There are three useful appendixes: a list of all “problems” in the Greek mathematical corpus, a list of all sources in the corpus that pertain to analysis and synthesis, and list of the names of the Greek mathematicians with their works, if extant, or brief description of their reported work, with references.  Throughout the book, there are also a number of sections that are only loosely related to the overall argument, in which Acerbi sets out his views on certain topics related to Greek mathematics—such as section 3.4, “Ontological commitment,” in which he discusses Greek approaches to the question of the ontological status of mathematical objects, with a focus on Archimedes’ Method.
 
This is an important book on the language of Greek mathematical texts, and scholars of these sources will find much that is useful in its pages. For the non-specialist, however, this book will probably present a number of challenges, because many of the author’s arguments are not presented in detail, and scholarship with which the author disagrees is often scornfully dismissed with no discussion.
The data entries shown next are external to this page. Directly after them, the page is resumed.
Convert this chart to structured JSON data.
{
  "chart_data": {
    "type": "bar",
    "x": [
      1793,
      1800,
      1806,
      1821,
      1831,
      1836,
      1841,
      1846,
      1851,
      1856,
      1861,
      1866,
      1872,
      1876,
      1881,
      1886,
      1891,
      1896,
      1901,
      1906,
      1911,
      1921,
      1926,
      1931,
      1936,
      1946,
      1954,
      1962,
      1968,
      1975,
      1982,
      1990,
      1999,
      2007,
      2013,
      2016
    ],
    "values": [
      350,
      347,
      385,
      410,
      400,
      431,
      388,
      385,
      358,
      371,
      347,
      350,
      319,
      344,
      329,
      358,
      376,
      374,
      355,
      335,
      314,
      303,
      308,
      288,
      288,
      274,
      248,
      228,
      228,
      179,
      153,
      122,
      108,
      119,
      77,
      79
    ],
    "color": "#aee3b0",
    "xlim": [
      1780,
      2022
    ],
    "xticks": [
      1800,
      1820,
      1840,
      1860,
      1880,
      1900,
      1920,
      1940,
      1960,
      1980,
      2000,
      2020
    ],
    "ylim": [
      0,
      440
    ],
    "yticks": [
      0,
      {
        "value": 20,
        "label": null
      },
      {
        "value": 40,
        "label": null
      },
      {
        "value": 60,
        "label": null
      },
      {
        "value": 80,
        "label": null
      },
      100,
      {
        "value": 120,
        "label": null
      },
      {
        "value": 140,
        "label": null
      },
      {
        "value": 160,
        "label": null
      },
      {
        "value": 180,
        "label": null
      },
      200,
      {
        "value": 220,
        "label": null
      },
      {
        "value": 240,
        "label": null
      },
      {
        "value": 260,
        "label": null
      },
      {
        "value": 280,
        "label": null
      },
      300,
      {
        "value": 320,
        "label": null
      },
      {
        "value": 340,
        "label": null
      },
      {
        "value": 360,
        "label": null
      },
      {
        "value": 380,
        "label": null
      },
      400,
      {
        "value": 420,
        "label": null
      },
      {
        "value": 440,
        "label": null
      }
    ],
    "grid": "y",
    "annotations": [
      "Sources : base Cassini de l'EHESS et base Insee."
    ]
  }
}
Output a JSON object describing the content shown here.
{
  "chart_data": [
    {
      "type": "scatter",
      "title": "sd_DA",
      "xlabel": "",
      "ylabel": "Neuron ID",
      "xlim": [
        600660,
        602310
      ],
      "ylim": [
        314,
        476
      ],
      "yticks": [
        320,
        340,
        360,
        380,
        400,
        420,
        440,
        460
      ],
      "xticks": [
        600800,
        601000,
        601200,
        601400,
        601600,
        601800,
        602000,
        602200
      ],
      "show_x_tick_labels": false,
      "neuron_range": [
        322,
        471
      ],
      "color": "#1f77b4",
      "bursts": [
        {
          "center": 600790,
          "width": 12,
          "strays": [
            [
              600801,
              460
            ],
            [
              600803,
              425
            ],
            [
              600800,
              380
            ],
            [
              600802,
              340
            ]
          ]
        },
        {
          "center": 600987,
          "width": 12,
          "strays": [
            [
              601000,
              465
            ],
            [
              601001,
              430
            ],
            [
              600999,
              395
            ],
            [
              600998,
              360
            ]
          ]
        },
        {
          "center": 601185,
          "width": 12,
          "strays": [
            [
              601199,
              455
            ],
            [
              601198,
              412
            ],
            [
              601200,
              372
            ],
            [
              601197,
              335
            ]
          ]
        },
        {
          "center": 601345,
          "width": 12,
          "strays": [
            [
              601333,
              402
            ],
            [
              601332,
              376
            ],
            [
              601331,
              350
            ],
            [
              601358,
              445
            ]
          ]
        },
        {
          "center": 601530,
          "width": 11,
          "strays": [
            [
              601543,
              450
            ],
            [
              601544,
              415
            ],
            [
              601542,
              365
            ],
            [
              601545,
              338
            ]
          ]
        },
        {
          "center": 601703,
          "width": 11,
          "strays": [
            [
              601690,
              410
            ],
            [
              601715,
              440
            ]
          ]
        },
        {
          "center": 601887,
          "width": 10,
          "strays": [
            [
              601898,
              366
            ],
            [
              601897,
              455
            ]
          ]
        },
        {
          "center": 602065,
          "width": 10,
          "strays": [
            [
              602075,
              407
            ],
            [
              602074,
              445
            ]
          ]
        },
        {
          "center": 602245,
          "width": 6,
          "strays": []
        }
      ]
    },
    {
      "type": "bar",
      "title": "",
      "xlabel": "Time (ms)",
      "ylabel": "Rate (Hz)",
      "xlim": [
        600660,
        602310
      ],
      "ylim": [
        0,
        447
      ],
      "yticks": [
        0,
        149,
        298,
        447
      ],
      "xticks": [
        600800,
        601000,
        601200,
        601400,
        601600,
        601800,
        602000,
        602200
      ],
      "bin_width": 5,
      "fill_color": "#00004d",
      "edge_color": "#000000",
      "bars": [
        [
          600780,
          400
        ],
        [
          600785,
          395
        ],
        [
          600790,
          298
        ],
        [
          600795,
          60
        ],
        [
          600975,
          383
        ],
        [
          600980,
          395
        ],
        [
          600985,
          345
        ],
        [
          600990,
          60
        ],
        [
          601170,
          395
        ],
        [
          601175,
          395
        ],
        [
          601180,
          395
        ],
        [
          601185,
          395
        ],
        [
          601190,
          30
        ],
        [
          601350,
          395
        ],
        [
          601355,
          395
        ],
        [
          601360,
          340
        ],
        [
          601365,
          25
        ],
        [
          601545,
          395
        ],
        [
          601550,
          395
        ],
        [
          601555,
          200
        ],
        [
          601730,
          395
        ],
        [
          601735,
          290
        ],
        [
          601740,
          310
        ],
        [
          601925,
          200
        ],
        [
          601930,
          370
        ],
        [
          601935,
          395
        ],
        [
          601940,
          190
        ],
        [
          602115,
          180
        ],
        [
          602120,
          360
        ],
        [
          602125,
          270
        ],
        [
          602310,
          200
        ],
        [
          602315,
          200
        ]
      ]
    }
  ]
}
That said, the argument that Acerbi makes for his claim that Greek mathematical propositions do not involve universal instantiation is important and provides, in my view, the most linguistically faithful solution to the question of generality in Greek propositions that has been put forward to date.

Nathan Sidoli is a Professor of the History and Philosophy of Science at Waseda University, Tokyo. His research focuses on the Greek mathematical sciences and their development in Arabic sources.